Things like the number and type of processors, the amount of memory, the quality of the network, and the connection to the Internet can all be important. You'll want to talk to the people responsible for hosting and managing your web server to make sure the resources are appropriate to serve pages quickly and minimize any downtime. The physical location of your Web server can also affect your search engine visibility. As visitors interact with your website, search engines will often collect data around how fast all the elements of your pages are loading for them. If a visitor is in one country and your web server is located on the other side of the world, the page may be loading very slowly, which is a concern for search engines.
This might seem crazy, but it actually happens quite often. Hosting your site halfway across the world might offer financial benefits, but it also might hurt your ability to quickly serve pages. Generally, you'll want to make sure that your Web server is geographically located where most of your potential website visitors will come from. If you expect your visitors to be coming from all over the world, you may want to consider a web hosting solution that can help distribute requests for your pages across a global network of computers. And even if you're serving up pages locally, you may want to consider speeding things up by using content delivery networks, or CDNs, to help serve big files, like images and videos, from these servers located all over the world.

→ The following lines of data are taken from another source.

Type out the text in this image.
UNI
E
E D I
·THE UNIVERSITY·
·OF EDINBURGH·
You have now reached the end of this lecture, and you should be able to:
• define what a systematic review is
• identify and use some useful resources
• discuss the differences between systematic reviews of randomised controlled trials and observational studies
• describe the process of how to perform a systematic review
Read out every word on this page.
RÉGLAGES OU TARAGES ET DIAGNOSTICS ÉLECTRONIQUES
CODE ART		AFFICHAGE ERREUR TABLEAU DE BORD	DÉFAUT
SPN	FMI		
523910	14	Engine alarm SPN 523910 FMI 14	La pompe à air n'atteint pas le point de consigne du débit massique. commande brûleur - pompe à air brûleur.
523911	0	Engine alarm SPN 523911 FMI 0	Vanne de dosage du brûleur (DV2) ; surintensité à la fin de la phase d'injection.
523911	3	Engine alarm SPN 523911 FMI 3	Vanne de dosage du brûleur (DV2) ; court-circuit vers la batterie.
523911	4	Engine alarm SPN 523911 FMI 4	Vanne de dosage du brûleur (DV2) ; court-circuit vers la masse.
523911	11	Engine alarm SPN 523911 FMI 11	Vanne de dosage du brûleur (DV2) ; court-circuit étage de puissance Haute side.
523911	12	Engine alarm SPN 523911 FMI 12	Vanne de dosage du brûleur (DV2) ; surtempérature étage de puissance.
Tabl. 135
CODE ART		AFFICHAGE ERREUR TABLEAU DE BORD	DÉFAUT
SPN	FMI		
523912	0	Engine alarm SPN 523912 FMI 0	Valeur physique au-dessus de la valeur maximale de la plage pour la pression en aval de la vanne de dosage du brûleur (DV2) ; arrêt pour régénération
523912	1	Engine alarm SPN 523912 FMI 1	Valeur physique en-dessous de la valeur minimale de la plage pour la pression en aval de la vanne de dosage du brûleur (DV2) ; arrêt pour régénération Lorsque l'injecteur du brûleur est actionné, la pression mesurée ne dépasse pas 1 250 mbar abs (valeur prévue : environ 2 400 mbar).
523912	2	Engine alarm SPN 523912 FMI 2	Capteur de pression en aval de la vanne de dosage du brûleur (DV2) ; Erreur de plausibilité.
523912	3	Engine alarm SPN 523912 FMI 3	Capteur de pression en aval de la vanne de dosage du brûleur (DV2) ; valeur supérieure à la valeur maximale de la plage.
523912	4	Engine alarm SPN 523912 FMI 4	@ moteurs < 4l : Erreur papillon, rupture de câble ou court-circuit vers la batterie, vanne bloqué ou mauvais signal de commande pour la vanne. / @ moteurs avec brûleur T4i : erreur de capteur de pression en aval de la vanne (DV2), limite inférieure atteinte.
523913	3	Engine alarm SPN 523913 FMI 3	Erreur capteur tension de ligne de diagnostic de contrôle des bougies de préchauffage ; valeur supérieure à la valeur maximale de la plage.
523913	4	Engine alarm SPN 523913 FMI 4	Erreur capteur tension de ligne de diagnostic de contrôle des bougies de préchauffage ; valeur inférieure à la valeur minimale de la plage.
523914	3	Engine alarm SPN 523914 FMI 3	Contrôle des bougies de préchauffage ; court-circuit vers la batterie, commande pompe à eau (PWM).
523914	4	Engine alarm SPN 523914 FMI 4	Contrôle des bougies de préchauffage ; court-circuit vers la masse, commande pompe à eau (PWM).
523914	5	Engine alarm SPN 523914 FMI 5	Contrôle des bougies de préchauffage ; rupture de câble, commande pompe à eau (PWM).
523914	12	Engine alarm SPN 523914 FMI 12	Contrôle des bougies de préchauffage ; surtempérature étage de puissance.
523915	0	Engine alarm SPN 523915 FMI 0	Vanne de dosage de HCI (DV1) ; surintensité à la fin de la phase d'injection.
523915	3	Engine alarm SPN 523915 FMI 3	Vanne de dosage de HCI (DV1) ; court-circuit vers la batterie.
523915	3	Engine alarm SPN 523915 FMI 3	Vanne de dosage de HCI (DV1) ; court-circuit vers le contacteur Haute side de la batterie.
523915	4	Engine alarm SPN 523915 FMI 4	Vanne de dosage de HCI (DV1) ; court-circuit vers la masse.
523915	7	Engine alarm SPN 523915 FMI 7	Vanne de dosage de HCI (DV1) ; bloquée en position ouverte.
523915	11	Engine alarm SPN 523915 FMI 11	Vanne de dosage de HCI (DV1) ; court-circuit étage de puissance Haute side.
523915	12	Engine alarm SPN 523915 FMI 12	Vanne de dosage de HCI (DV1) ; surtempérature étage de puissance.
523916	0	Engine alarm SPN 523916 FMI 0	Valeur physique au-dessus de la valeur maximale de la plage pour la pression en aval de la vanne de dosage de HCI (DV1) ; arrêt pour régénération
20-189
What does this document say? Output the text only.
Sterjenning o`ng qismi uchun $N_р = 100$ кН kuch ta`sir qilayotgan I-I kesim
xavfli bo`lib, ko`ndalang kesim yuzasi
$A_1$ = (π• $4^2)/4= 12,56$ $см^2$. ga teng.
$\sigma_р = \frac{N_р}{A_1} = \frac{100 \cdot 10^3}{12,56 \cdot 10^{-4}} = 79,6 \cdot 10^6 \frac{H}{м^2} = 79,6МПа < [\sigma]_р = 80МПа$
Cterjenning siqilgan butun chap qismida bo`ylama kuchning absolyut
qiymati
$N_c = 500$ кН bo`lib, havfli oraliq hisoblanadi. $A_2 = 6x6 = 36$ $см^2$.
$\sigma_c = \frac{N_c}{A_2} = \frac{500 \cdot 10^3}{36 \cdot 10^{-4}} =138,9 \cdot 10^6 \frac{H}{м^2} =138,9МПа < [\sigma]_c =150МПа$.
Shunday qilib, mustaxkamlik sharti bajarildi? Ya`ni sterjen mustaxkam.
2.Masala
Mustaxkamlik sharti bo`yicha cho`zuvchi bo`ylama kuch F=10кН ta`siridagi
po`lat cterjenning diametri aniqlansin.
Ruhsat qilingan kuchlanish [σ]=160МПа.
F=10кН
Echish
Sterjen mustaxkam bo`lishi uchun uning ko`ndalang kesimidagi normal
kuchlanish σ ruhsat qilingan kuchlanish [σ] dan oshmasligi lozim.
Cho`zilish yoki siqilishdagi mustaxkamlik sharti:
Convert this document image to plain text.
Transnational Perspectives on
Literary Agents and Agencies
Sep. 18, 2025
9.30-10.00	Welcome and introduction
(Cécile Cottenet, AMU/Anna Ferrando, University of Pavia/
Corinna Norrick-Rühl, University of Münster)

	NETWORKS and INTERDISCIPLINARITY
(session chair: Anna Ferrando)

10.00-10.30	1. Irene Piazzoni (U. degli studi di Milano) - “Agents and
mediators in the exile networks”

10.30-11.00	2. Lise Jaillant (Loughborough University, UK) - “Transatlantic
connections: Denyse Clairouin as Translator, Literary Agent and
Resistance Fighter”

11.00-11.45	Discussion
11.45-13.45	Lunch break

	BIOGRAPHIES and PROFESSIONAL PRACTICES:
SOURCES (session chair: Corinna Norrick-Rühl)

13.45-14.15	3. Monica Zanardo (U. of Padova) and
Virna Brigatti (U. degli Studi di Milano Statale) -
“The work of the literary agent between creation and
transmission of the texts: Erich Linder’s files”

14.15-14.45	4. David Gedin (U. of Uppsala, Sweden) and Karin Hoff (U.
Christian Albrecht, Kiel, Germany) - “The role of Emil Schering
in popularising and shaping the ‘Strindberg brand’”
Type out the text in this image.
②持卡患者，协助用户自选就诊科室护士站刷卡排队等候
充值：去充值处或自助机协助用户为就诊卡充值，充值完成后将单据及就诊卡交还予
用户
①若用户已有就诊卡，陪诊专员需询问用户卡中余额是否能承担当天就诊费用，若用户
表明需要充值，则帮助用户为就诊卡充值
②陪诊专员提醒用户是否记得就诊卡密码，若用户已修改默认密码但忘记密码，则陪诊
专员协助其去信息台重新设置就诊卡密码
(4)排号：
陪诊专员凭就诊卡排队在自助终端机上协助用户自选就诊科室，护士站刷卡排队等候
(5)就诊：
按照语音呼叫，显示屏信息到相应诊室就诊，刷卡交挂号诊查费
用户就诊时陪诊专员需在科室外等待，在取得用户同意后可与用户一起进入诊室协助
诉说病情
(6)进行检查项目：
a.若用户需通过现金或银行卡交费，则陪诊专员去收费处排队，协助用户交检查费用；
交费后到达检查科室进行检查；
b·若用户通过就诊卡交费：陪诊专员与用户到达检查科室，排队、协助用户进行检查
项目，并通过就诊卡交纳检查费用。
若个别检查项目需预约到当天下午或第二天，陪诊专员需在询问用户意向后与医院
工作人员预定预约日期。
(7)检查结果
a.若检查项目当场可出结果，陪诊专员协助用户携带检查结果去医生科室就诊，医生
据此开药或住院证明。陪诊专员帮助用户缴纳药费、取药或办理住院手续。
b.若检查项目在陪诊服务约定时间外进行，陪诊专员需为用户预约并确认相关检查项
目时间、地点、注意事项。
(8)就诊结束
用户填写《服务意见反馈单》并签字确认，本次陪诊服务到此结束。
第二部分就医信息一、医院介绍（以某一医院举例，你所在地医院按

Another thing that will help your pages load quickly is caching. Your website may be configured to pull content and other information from a database on your web server every time a user requests one of your pages. Content management systems like WordPress, Drupal, Joomla!, and more work this way, and virtually every product page you've ever seen on an ecommerce site is being constructed from calls to a database. One way to minimize the time-consuming database workload in these situations is to enable server-side caching.
This is where your web server interacts with your database only once in order to generate a given page. And then it saves a copy of that content on the server for a period of time. Once that copy has been made, each subsequent view of that page will load the content that's been saved on the server bypassing any redundant database work. Many content management and ecommerce systems have plug-ins or settings built in to help you accomplish this. Last, but not least, you'll want to make sure that your web server is consistently running and never experiencing any downtime.
If your server is constantly down, search engines will consider your site unreliable, and they won't want to suggest it to their users. Remember, search engines are emulating people, and they're trying to reward what we like and penalize what we don't. And one thing that people don't like is a slow loading page or a server down error message.